GROUP BY dateConfigure Cassandra driver settings to limit result set sizes and implement timeout controls:
// Java driver configuration
SocketOptions socketOptions = new SocketOptions()
.setReadTimeoutMillis(10000);
PoolingOptions poolingOptions = new PoolingOptions()
.setMaxConnectionsPerHost(HostDistance.LOCAL, 5);
Cluster cluster = Cluster.builder()
.addContactPoint(host)
.withSocketOptions(socketOptions)
.withPoolingOptions(poolingOptions)
.build();Use Cassandra's built-in auditing and tracing features to monitor data access patterns. Enable query tracing for suspicious patterns and review audit logs regularly:
// Enable tracing for specific queries
TRACING ON;
SELECT * FROM users WHERE user_id = ?;
TRACING OFF;Implement role-based access control (RBAC) at the Cassandra level, ensuring users only have access to necessary tables and columns:
// Create limited-access role
CREATE ROLE api_user WITH PASSWORD 'password';
GRANT SELECT ON keyspace.users TO api_user;
REVOKE SELECT ON keyspace.users FROM api_user;For applications using Cassandra with microservices, implement API gateways that enforce data exposure policies before queries reach the database. This adds a security layer that validates query parameters and enforces data minimization policies.

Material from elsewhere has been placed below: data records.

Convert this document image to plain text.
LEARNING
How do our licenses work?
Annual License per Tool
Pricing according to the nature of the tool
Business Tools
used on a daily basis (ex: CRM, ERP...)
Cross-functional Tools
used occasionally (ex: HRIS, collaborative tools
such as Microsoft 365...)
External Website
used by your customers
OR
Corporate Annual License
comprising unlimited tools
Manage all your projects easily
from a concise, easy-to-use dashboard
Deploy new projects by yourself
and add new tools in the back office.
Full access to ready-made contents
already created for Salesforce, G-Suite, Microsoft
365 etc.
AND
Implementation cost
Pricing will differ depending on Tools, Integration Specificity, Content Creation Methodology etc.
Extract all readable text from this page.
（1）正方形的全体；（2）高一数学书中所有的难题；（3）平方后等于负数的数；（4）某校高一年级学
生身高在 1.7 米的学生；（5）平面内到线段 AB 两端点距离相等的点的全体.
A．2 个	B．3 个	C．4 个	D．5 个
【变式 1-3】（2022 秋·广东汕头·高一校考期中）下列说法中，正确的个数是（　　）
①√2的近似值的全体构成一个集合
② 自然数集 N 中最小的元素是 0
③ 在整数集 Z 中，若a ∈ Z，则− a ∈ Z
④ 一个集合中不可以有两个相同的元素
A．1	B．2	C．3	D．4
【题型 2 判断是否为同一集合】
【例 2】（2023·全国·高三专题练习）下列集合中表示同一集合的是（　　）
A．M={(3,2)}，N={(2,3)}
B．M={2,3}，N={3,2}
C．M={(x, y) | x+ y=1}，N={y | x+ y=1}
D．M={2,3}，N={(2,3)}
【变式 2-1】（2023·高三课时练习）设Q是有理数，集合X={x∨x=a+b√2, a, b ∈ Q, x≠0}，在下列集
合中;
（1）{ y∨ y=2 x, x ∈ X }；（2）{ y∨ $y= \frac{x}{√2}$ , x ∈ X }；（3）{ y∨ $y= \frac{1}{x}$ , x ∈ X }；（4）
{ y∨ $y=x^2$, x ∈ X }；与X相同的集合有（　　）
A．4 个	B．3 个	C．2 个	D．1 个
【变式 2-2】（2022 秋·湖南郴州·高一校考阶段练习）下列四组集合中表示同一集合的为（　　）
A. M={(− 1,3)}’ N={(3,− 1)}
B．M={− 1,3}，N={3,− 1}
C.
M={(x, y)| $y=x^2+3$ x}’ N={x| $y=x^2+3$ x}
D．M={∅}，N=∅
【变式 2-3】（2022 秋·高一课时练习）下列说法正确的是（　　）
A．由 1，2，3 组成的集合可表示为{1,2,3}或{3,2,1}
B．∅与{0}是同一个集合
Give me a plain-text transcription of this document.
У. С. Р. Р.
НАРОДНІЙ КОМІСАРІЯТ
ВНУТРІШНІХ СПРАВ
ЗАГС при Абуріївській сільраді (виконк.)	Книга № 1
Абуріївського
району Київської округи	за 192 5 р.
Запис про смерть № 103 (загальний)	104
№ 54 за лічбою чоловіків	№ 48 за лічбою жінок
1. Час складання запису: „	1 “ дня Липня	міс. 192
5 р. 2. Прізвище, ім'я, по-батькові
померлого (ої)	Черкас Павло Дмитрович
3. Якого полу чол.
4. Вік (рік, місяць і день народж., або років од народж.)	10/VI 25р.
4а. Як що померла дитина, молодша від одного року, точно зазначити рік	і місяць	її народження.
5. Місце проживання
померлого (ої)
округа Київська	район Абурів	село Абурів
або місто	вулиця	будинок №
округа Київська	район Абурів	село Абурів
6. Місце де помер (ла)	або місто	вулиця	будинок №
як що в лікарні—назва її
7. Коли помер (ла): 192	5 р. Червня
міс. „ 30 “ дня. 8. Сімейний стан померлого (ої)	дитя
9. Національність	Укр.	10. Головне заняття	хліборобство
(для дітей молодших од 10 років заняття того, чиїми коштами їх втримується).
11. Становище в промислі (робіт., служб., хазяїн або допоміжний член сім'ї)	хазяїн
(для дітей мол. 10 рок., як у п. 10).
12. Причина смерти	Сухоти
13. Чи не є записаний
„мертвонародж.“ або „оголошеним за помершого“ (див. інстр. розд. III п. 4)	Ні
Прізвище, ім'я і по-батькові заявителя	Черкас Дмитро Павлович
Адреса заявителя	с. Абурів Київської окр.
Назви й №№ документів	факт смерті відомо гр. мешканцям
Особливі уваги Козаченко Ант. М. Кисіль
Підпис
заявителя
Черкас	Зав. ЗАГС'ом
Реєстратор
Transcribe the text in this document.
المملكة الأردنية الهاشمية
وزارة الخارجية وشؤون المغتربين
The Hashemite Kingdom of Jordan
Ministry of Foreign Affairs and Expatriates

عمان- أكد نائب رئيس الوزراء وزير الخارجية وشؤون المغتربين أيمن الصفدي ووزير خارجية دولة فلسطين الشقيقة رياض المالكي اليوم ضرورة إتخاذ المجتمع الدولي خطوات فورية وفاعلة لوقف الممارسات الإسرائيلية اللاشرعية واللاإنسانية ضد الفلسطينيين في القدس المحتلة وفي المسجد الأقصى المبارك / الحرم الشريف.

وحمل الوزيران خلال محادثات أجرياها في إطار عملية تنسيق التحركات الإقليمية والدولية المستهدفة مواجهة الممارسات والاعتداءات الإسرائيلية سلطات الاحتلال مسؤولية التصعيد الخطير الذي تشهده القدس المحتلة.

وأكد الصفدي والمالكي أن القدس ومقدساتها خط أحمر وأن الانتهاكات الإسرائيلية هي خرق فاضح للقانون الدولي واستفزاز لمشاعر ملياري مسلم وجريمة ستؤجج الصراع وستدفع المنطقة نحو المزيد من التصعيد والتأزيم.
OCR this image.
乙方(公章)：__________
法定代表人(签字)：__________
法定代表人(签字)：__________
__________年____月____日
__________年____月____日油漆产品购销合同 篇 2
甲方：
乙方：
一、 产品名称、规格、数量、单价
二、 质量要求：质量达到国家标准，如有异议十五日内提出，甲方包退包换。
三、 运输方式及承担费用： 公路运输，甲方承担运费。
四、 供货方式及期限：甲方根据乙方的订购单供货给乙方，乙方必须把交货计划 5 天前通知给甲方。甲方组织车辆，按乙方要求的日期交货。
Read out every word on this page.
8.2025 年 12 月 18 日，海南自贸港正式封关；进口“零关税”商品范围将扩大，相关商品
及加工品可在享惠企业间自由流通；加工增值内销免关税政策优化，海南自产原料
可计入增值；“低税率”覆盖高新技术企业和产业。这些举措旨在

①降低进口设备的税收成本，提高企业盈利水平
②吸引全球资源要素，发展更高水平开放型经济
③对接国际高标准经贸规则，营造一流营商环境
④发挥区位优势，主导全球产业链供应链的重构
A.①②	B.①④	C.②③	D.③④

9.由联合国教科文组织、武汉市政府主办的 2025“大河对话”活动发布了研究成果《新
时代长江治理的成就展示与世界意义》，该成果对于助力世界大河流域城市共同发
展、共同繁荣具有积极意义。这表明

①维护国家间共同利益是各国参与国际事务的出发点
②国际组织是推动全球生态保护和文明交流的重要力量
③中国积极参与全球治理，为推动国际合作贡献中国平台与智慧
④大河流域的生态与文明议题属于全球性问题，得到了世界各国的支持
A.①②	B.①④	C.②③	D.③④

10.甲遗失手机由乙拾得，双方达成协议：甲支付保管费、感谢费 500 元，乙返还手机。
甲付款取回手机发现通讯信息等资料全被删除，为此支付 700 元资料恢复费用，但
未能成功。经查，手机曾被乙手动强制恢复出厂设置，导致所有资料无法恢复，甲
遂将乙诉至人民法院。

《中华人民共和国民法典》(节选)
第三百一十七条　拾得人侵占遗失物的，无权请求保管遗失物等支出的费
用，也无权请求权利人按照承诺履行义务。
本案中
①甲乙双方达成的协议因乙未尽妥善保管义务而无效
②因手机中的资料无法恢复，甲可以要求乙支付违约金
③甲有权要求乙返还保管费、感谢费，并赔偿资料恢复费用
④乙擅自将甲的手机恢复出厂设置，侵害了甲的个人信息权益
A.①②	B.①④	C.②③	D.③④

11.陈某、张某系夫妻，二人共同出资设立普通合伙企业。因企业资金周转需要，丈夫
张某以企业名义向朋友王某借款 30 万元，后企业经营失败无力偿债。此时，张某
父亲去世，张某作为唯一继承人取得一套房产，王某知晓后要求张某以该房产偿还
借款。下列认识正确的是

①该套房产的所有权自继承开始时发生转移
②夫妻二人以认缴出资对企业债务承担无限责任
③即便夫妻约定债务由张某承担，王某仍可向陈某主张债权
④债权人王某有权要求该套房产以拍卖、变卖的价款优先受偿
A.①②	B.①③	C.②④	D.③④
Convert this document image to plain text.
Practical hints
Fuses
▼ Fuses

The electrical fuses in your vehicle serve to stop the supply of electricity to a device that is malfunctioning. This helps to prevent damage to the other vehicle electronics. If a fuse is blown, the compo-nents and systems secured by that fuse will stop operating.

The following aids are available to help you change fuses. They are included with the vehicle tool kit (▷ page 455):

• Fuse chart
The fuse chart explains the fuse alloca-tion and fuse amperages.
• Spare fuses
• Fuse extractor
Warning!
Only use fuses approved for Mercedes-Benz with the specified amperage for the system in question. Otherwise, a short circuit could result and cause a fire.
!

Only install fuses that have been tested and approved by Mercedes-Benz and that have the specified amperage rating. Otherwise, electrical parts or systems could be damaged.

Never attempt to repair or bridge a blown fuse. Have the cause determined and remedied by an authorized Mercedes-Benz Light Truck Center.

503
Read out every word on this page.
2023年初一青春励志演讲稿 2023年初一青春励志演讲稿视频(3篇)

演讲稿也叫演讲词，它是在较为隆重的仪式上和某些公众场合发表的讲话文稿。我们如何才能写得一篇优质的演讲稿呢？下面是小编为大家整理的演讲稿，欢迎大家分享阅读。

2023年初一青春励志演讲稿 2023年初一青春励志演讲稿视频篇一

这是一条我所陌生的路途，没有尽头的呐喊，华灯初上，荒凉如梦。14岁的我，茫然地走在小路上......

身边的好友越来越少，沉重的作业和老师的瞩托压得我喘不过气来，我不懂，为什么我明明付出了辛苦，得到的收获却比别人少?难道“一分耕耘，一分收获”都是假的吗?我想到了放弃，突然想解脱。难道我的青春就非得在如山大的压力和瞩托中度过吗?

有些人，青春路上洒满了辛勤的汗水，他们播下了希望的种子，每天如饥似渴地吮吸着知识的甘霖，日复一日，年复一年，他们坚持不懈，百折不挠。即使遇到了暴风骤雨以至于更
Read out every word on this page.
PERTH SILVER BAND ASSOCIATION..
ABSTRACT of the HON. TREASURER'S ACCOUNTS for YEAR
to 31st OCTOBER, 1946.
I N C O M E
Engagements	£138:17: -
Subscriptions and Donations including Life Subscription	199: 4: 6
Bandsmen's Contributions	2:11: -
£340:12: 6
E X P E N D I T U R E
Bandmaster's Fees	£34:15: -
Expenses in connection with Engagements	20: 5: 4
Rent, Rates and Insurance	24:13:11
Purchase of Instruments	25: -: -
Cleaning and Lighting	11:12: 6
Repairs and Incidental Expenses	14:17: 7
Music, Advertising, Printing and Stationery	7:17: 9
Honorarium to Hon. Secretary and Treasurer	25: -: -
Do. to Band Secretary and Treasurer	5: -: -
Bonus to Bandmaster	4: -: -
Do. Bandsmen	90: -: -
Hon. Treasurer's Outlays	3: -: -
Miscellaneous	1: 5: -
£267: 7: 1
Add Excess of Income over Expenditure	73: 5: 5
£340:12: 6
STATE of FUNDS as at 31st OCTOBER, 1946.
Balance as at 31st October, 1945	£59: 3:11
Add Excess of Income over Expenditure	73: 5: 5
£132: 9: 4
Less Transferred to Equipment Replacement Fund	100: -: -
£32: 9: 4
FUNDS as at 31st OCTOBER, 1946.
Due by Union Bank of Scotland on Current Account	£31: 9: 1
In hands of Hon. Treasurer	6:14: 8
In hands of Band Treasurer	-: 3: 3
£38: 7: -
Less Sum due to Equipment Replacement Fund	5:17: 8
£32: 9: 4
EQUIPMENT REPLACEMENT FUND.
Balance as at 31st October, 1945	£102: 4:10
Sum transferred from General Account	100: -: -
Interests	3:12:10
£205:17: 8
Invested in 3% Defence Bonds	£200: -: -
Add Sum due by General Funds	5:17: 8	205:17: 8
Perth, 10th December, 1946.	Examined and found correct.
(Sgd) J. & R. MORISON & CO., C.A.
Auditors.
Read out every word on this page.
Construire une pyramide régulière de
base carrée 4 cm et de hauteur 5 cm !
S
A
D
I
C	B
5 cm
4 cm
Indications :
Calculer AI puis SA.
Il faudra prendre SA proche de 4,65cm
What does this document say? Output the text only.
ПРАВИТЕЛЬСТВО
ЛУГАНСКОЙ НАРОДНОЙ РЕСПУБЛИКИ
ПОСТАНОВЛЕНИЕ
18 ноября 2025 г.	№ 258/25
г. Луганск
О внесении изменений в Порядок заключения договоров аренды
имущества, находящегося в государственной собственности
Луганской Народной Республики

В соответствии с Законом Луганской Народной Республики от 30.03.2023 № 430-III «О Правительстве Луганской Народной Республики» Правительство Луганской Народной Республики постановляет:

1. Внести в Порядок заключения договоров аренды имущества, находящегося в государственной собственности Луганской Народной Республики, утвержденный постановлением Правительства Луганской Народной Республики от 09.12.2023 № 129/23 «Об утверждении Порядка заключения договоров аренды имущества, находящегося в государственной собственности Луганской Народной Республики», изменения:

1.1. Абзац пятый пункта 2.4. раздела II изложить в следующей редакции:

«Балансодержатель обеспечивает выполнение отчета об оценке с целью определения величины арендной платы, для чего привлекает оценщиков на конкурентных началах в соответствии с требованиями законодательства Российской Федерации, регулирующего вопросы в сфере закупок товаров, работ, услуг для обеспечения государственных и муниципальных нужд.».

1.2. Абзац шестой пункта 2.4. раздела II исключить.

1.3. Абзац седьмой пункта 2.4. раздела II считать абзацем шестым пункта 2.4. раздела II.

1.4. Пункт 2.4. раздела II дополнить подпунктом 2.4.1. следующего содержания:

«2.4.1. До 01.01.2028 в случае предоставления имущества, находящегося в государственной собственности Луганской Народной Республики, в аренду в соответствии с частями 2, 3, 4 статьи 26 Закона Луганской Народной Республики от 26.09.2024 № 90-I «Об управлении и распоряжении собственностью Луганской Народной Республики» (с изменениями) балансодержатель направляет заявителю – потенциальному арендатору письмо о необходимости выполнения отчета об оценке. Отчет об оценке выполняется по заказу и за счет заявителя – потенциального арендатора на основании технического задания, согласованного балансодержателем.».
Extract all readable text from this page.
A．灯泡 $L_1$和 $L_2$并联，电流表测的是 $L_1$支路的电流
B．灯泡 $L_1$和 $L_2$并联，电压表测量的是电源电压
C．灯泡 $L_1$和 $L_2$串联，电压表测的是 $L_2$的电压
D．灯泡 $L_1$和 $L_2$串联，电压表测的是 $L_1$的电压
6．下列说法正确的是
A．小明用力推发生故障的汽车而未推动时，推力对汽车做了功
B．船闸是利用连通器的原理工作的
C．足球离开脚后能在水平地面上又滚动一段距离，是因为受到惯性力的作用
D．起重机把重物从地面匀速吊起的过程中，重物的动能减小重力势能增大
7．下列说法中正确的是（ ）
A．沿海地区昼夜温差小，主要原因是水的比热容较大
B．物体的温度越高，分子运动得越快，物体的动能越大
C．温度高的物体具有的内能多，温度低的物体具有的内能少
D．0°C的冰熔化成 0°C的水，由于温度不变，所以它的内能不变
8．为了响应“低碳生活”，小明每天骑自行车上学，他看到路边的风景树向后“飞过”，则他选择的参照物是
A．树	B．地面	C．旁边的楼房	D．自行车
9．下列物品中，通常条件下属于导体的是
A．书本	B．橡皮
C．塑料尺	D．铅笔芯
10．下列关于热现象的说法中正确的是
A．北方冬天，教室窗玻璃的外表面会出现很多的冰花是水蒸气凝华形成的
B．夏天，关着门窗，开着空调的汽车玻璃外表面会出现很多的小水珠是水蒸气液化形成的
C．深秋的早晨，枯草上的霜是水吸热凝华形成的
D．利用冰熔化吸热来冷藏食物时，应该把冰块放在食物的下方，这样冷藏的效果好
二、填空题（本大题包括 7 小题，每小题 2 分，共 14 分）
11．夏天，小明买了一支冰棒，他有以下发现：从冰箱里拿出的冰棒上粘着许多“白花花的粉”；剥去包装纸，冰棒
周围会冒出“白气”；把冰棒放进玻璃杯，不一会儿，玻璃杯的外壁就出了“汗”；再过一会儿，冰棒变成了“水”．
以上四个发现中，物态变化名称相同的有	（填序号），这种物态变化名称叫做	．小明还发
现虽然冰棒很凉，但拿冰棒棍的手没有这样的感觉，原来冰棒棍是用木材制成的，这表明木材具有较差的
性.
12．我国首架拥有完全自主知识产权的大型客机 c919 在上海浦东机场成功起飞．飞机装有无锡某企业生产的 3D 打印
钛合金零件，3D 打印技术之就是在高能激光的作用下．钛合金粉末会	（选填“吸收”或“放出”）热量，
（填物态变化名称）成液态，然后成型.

Related CWEs: propertyAuthorization
| CWE ID | Name | Severity |
|---|---|---|
| CWE-915 | Mass Assignment | HIGH |
Frequently Asked Questions
How does Cassandra's wide-row architecture contribute to excessive data exposure?
Cassandra's wide-row architecture stores multiple columns in a single partition, making it easy to accidentally retrieve large amounts of data with a single query. When applications use SELECT * on wide rows, they can retrieve megabytes of data even when only kilobytes are needed. This is particularly problematic for tables with user-defined types (UDTs) or collections that can contain nested data structures.
Can middleBrick scan Cassandra queries in compiled applications?
Yes, middleBrick can analyze compiled applications by examining bytecode, JAR files, and compiled binaries. The scanner uses pattern matching to identify Cassandra driver calls and CQL query strings embedded in the compiled code. For Java applications, it analyzes bytecode to find prepared statement patterns, while for Python applications, it examines bytecode or decompiled source to identify query patterns.